Der Käufer hat alle im Zusammenhang mit der Geschäftsbeziehung von uns überlassenen Unterlagen sowie technische Einzelheiten als Geschäftsgeheimnisse zu behandeln. Seine Geheimhaltungspflicht besteht auch nach Beendigung der Geschäftsbeziehung fort. Zur Vervielfältigung solcher Unterlagen ist der Käufer nur im Rahmen der betrieblichen Erfordernisse und  urheberrechtlichen  Bestimmungen  berechtigt.  Die  Offenlegung  von

 

solchen  Unterlagen  gegenüber  Dritten  darf  der  Käufer  nur  mit  unserer vorherigen Zustimmung in Textform vornehmen.

 

 

§ 12 Rechtswahl und Gerichtsstand

 

 

  1. Für diese AVB und die Vertragsbeziehung zwischen uns und dem Käufer gilt das Recht der Bundesrepublik Deutschland unter Ausschluss internationalen Einheitsrechts, insbesondere des UN-Kaufrechts.

 

 

  1. Ist der Käufer Kaufmann S.d. Handelsgesetzbuchs, juristische Person des öffentlichen Rechts oder ein öffentlich-rechtliches Sondervermögen, ist ausschließlicher – auch internationaler – Gerichtsstand für alle sich aus dem Vertragsverhältnis unmittelbar oder mittelbar ergebenden Streitigkeiten unser Geschäftssitz in 06618 Mertendorf/Görschen.

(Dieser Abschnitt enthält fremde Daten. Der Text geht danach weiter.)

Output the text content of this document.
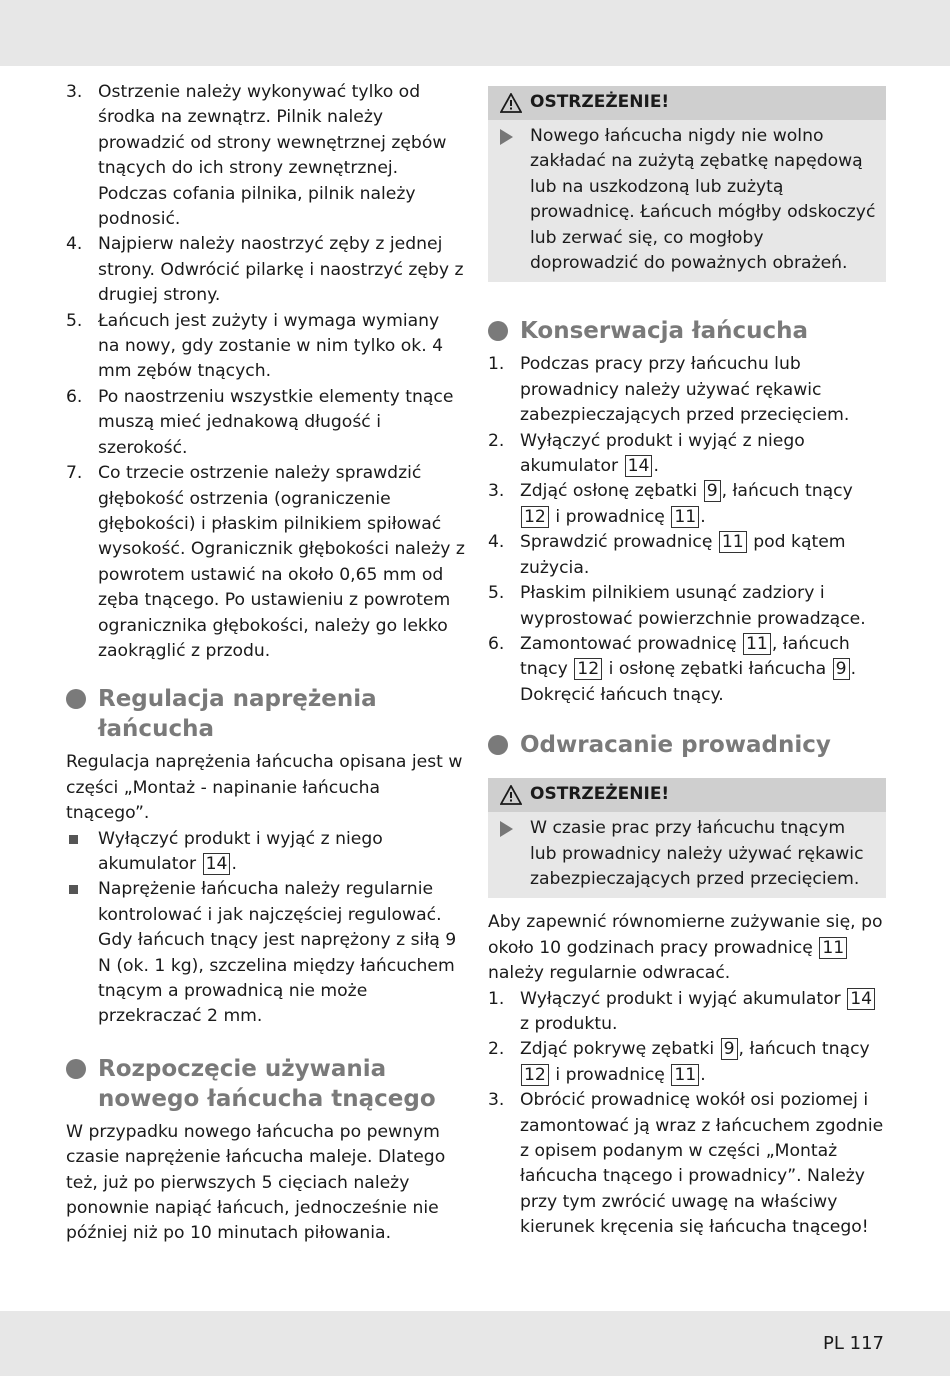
3. Ostrzenie należy wykonywać tylko od środka na zewnątrz. Pilnik należy prowadzić od strony wewnętrznej zębów tnących do ich strony zewnętrznej. Podczas cofania pilnika, pilnik należy podnosić.
4. Najpierw należy naostrzyć zęby z jednej strony. Odwrócić pilarkę i naostrzyć zęby z drugiej strony.
5. Łańcuch jest zużyty i wymaga wymiany na nowy, gdy zostanie w nim tylko ok. 4 mm zębów tnących.
6. Po naostrzeniu wszystkie elementy tnące muszą mieć jednakową długość i szerokość.
7. Co trzecie ostrzenie należy sprawdzić głębokość ostrzenia (ograniczenie głębokości) i płaskim pilnikiem spiłować wysokość. Ogranicznik głębokości należy z powrotem ustawić na około 0,65 mm od zęba tnącego. Po ustawieniu z powrotem ogranicznika głębokości, należy go lekko zaokrąglić z przodu.
Regulacja naprężenia łańcucha

Regulacja naprężenia łańcucha opisana jest w części „Montaż - napinanie łańcucha tnącego”.

Wyłączyć produkt i wyjąć z niego akumulator 14 .
Naprężenie łańcucha należy regularnie kontrolować i jak najczęściej regulować. Gdy łańcuch tnący jest naprężony z siłą 9 N (ok. 1 kg), szczelina między łańcuchem tnącym a prowadnicą nie może przekraczać 2 mm.
Rozpoczęcie używania nowego łańcucha tnącego

W przypadku nowego łańcucha po pewnym czasie naprężenie łańcucha maleje. Dlatego też, już po pierwszych 5 cięciach należy ponownie napiąć łańcuch, jednocześnie nie później niż po 10 minutach piłowania.

OSTRZEŻENIE!
Nowego łańcucha nigdy nie wolno zakładać na zużytą zębatkę napędową lub na uszkodzoną lub zużytą prowadnicę. Łańcuch mógłby odskoczyć lub zerwać się, co mogłoby doprowadzić do poważnych obrażeń.
Konserwacja łańcucha
1. Podczas pracy przy łańcuchu lub prowadnicy należy używać rękawic zabezpieczających przed przecięciem.
2. Wyłączyć produkt i wyjąć z niego akumulator 14 .
3. Zdjąć osłonę zębatki 9 , łańcuch tnący 12 i prowadnicę 11 .
4. Sprawdzić prowadnicę 11 pod kątem zużycia.
5. Płaskim pilnikiem usunąć zadziory i wyprostować powierzchnie prowadzące.
6. Zamontować prowadnicę 11 , łańcuch tnący 12 i osłonę zębatki łańcucha 9 . Dokręcić łańcuch tnący.
Odwracanie prowadnicy
OSTRZEŻENIE!
W czasie prac przy łańcuchu tnącym lub prowadnicy należy używać rękawic zabezpieczających przed przecięciem.

Aby zapewnić równomierne zużywanie się, po około 10 godzinach pracy prowadnicę 11 należy regularnie odwracać.

1. Wyłączyć produkt i wyjąć akumulator 14 z produktu.
2. Zdjąć pokrywę zębatki 9 , łańcuch tnący 12 i prowadnicę 11 .
3. Obrócić prowadnicę wokół osi poziomej i zamontować ją wraz z łańcuchem zgodnie z opisem podanym w części „Montaż łańcucha tnącego i prowadnicy”. Należy przy tym zwrócić uwagę na właściwy kierunek kręcenia się łańcucha tnącego!
PL 117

Entsprechendes gilt, wenn der Käufer Unternehmer iSv § 14 BGB ist. Wir sind jedoch in allen Fällen auch berechtigt, Klage am Erfüllungsort der Lieferverpflichtung gem. diesen AVB bzw. einer vorrangigen Individualabrede oder am allgemeinen Gerichtsstand des Käufers zu erheben. Vorrangige gesetzliche Vorschriften, insbesondere zu ausschließlichen Zuständigkeiten, bleiben unberührt.